In a parliamentary reply, finance minister Gilles Roth announced that Luxembourg collected €29.2m in late-payment interest in 2025. Photo: CHD

In a parliamentary reply, finance minister Gilles Roth announced that Luxembourg collected €29.2m in late-payment interest in 2025. Photo: CHD

Luxembourg’s late-tax interest receipts rose in 2025, while the government admitted it cannot conclusively assess whether the extended tax filing deadline has improved compliance.

Luxembourg collected €29.178m in late-payment interest in 2025, according to finance minister Gilles RothGilles Roth (CSV). The figure marks a continued recovery in late-payment interest receipts after a sharp decline in 2022, with individuals accounting for the larger share of the latest total.

Moreover, companies remain less likely than individuals to file their tax returns on time. At the beginning of January 2026, almost one in five companies had still not filed their 2024 return, compared with about one in ten individual taxpayers.

The legal deadline for income tax returns is currently set at 31 December of the year following the tax year concerned, Roth stated.

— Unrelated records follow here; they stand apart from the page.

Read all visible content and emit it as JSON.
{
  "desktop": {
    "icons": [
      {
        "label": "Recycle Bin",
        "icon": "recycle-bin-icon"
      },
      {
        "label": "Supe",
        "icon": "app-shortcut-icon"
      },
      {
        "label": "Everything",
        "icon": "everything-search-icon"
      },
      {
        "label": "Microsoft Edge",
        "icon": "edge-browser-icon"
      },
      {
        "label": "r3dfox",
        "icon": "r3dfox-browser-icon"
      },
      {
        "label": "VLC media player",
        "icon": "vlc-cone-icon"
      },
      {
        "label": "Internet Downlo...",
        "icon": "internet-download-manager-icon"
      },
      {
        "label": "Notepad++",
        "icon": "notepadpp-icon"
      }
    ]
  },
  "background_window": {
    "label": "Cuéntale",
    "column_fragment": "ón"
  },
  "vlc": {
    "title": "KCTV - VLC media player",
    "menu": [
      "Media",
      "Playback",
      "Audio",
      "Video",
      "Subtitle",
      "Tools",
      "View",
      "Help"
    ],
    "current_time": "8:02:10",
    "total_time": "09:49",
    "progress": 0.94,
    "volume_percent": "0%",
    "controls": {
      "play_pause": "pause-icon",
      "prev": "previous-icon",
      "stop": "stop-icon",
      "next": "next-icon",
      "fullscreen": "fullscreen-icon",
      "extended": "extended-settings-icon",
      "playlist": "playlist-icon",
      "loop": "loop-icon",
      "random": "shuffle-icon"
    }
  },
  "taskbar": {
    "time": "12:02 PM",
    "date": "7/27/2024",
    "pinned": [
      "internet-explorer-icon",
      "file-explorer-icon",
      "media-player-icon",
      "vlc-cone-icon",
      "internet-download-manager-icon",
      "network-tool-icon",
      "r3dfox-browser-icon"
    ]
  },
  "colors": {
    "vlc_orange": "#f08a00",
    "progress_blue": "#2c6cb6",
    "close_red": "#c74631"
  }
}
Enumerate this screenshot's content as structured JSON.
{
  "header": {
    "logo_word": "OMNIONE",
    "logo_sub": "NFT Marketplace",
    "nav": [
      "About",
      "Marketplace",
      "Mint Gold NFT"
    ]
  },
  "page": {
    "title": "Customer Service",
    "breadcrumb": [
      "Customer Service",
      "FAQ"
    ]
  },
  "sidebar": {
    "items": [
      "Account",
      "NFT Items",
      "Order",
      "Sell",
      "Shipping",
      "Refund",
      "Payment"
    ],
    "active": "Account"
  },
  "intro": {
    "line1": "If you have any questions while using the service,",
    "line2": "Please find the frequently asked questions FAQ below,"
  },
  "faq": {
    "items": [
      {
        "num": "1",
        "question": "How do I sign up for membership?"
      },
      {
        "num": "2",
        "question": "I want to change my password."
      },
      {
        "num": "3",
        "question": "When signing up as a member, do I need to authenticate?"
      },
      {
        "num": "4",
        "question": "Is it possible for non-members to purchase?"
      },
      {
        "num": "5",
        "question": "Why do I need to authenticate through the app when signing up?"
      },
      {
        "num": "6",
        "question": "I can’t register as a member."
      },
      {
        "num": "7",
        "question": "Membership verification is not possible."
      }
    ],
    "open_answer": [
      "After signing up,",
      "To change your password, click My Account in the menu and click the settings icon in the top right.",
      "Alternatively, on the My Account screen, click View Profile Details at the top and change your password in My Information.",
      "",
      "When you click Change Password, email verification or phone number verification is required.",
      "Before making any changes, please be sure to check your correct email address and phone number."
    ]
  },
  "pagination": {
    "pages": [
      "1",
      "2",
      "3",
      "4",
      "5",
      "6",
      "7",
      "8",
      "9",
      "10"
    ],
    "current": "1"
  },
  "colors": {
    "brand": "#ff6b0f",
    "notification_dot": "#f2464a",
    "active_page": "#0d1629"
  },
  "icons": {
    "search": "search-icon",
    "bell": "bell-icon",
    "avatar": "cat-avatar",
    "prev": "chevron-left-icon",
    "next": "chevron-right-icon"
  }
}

For the 2024 tax year, the Luxembourg Inland Revenue (ACD) recorded a higher filing rate among individuals than among companies. Roth added that the available data for recent tax years showed relatively stable compliance, with average on-time filing rates of 88.6% for individuals and 81.3% for companies.

Reform impact

The government cannot conclusively assess whether extending the filing deadline has changed taxpayer behaviour. Roth stated that the ACD’s IT system does not allow historical data to be extracted on filing rates within legal deadlines. The available statistics are based on manual extractions carried out after the deadline was extended.

In the absence of comparable pre-reform data, Roth concluded that it is not possible to determine the concrete effects of the longer legal deadline on taxpayers’ filing behaviour.